CS 2135: Programming Language Concepts
Notes on Delayed Substitution

This page summarizes the lecture on delayed substitution.

Motivation

Our original interpreter (eval) handles function calls by substituting arguments for parameters in the body of the function. Consider the following Curly expression:

{{proc {x}
   {{proc {y}
      {{proc {z}
         {return x + y + z}}
       3}}
    4}}
 5}

How many times will subst traverse {return x + y + z} while evaluating this expression? Three -- once for each function call. How many times will {return x + y + z} be evaluated? Once -- when the final substitution (for z) is finished.

This suggests an inefficiency in our interpreter: we substitute more often than we evaluate. We could improve on this situation by delaying substitutions until a variable is actually encountered during evaluation. Implementing this requires an additional data structure that associates variables with their values:

(define-struct dsub (var value))

It also requires that we change the contract on eval to take a list of substitutions as an argument.

eval : expr list[dsub] -> value

A list of dsubs is called an environment.

Handing dsubs requires two changes to eval: the var? case must lookup values in the environment, and somewhere we must add new dsubs to the environment. The original interpreter code performed subst in the apply? case, so it makes sense that we would create new dsubs in this case. Specifically, the apply? case must add a new dsub to the environment before processing the body.

Making these two changes, but leaving the rest of the interpreter alone yields our first version of a dsub interpreter.

This new interpreter should yield the same answers as running the original interpreter. Consider the following expression:

(make-apply
 (make-proc 'x (make-apply
		(make-proc 'f (make-apply
			       (make-proc 'x (make-apply (make-var 'f) 10))
			       5))
		(make-proc 'y (make-plus (make-var 'x) (make-var 'y)))))
 3)

The interpreter with subst yields 13, but the new interpreter returns 15. What's wrong?

The dsub interpreter looks up variable values in the current environment. This means that when a variable is encountered, its value is taken to be the mos recent value for that variable. But this is dynamic scoping! Our interpreter is supposed to implement static scoping. Somehow, we've changed the scoping rules with the use of delayed substitutions.

The problem is evident in the code of the two interpreters. Subst goes inside the body of procs to replace variable values, but the dsub interpreter doesn't enter the body of a proc until the proc is called. To properly delay substitution inside procs, we need to remember the environment that was in effect when we encountered the proc and use it to perform substitution in the body of the proc. Thus, we need a new data structure that associates procs and environments. That data structure is called a closure,

(define-struct closure (proc env))

Eval must change in two places to properly use closures: the proc? case must return a closure instead of a proc, and the apply case will now get a closure, rather than a proc, as the apply-func value. See the corrected interpreter code for the details. Note that do-apply no longer takes the current env as the environment, as the env it extends comes from inside the closure.

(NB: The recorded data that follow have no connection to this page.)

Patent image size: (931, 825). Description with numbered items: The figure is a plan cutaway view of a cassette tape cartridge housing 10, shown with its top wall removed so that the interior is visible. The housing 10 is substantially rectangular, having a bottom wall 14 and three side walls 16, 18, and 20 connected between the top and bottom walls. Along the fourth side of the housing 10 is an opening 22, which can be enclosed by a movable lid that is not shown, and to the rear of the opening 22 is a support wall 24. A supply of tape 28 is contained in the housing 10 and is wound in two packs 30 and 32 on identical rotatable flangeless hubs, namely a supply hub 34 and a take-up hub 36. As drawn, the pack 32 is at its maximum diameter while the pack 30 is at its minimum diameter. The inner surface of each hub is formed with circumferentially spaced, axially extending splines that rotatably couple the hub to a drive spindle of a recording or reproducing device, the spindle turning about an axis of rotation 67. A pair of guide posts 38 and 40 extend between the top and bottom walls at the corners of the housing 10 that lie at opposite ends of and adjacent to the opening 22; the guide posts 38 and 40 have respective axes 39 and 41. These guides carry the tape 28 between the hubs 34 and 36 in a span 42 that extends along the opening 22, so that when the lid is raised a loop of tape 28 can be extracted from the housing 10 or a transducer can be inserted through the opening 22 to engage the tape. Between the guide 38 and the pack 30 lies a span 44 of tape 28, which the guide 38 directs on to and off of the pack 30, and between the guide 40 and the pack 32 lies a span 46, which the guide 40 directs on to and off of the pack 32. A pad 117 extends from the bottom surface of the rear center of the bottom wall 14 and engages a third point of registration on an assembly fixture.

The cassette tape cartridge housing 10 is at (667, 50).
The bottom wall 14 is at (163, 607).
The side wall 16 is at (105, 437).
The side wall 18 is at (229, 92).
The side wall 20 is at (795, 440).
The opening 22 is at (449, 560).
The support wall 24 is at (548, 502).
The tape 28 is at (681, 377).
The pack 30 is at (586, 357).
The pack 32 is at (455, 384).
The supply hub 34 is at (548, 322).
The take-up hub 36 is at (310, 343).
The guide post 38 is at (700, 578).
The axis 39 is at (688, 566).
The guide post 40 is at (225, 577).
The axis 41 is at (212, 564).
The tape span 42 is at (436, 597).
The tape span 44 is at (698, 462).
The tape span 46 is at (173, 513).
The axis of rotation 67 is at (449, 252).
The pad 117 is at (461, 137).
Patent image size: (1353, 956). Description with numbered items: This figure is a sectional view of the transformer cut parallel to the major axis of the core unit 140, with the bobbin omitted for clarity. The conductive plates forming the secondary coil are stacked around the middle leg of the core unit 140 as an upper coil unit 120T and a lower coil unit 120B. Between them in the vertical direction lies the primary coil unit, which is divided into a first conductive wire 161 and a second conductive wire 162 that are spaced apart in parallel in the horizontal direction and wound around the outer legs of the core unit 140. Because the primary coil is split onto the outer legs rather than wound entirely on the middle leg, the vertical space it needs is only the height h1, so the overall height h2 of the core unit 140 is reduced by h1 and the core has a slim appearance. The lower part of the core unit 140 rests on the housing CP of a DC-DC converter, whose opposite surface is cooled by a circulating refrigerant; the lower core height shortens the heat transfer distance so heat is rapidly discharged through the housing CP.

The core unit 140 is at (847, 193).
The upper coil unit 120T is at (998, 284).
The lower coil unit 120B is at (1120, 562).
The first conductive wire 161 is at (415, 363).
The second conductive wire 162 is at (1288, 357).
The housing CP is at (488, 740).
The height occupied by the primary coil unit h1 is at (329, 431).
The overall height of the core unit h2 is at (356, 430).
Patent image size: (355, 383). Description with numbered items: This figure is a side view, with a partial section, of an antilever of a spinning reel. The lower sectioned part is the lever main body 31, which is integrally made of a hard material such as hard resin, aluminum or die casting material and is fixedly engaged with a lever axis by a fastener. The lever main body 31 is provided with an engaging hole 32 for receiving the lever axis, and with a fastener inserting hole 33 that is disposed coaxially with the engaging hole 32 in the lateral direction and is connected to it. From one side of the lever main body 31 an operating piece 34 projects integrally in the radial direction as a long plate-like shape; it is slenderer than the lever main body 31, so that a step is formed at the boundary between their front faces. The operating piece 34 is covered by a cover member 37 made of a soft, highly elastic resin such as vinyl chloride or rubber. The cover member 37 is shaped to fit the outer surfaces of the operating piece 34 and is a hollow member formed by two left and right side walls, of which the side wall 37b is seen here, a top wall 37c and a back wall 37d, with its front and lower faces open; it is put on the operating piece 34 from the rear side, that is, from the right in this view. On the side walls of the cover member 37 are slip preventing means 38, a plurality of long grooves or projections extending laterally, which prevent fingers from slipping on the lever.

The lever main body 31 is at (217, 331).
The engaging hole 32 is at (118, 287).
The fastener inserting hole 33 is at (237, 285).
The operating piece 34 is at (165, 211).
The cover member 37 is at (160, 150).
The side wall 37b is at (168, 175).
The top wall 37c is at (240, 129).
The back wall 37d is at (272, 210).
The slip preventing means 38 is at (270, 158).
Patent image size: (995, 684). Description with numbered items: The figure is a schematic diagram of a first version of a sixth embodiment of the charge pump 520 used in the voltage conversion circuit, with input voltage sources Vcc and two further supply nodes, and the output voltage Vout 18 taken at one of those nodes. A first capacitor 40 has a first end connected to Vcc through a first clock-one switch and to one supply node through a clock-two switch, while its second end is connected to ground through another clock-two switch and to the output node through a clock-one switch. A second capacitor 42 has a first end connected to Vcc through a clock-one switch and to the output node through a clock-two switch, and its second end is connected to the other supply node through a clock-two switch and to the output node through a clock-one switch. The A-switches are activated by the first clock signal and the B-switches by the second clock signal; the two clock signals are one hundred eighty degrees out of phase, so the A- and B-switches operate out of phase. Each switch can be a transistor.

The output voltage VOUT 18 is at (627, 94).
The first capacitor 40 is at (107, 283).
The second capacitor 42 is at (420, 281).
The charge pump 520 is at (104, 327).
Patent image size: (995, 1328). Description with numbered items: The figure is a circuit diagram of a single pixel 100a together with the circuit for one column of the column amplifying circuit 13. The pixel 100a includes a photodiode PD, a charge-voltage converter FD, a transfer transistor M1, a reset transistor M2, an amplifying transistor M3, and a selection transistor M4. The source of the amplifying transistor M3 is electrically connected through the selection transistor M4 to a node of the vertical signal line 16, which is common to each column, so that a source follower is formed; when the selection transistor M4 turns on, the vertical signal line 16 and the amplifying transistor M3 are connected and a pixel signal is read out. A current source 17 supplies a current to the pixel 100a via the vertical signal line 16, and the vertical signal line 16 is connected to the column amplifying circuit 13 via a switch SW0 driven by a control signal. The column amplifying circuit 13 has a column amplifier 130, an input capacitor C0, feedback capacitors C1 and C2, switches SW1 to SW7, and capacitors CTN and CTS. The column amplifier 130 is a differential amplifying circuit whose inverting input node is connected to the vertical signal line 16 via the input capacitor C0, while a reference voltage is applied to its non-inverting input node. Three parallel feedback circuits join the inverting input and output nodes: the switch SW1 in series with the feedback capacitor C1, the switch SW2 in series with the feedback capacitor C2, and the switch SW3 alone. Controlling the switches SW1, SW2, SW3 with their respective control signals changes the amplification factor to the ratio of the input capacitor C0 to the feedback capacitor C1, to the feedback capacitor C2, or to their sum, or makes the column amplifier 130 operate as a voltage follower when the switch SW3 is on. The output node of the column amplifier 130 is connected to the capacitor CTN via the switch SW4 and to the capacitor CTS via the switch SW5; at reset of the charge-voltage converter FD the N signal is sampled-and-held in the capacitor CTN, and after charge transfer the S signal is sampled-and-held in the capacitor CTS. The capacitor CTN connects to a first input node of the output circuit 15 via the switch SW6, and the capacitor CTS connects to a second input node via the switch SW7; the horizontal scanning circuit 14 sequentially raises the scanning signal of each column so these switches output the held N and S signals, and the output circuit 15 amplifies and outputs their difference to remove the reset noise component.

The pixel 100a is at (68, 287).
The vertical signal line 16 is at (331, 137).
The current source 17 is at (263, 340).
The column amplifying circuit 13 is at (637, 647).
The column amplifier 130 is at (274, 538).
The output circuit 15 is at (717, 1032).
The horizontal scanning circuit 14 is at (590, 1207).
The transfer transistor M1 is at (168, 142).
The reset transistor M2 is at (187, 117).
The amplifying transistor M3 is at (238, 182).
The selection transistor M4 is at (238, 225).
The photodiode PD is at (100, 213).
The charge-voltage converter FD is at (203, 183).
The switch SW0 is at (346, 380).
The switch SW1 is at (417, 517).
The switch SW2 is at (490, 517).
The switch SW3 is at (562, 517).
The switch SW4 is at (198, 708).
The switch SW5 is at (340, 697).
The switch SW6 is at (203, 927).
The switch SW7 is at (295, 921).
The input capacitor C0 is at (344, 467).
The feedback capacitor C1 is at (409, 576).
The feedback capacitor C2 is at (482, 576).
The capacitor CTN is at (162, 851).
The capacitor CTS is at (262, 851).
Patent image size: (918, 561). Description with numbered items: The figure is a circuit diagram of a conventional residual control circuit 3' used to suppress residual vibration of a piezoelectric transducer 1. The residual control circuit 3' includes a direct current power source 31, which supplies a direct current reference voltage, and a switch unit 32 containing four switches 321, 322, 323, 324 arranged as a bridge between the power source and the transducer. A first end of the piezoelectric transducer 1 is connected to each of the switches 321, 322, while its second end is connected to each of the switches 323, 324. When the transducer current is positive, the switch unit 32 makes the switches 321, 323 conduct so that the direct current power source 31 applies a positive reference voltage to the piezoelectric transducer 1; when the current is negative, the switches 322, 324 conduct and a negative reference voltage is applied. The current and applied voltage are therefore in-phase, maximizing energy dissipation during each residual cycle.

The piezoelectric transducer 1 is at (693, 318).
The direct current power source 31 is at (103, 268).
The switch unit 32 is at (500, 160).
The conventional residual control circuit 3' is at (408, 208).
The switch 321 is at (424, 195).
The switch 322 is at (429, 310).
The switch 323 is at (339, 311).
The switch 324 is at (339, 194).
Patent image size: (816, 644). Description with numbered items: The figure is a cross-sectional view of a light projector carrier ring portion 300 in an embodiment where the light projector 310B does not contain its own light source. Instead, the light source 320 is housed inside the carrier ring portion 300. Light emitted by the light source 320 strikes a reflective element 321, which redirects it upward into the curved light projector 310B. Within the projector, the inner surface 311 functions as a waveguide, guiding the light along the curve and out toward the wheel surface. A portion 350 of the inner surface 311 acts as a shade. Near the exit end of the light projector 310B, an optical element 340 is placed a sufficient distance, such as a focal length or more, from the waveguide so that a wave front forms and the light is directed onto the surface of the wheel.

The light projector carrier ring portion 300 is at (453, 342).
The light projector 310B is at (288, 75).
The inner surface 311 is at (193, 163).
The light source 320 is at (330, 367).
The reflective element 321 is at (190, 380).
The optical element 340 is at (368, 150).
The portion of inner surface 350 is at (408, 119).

Closures are one of the most important concepts in this course. Whenever you have the ability to nest function or (object-oriented) class definitions, you need closures to get static scoping. When a language claims to provide "first-class functions" or "first-class classes" (meaning functions and classes that can be returned from and passed to other functions, stored in data structures, etc), make sure it implements a form of closures. Otherwise, you will have to construct the closures by hand to achieve static scoping.

Questions

Do we have to worry about multiple uses of the same parameter name?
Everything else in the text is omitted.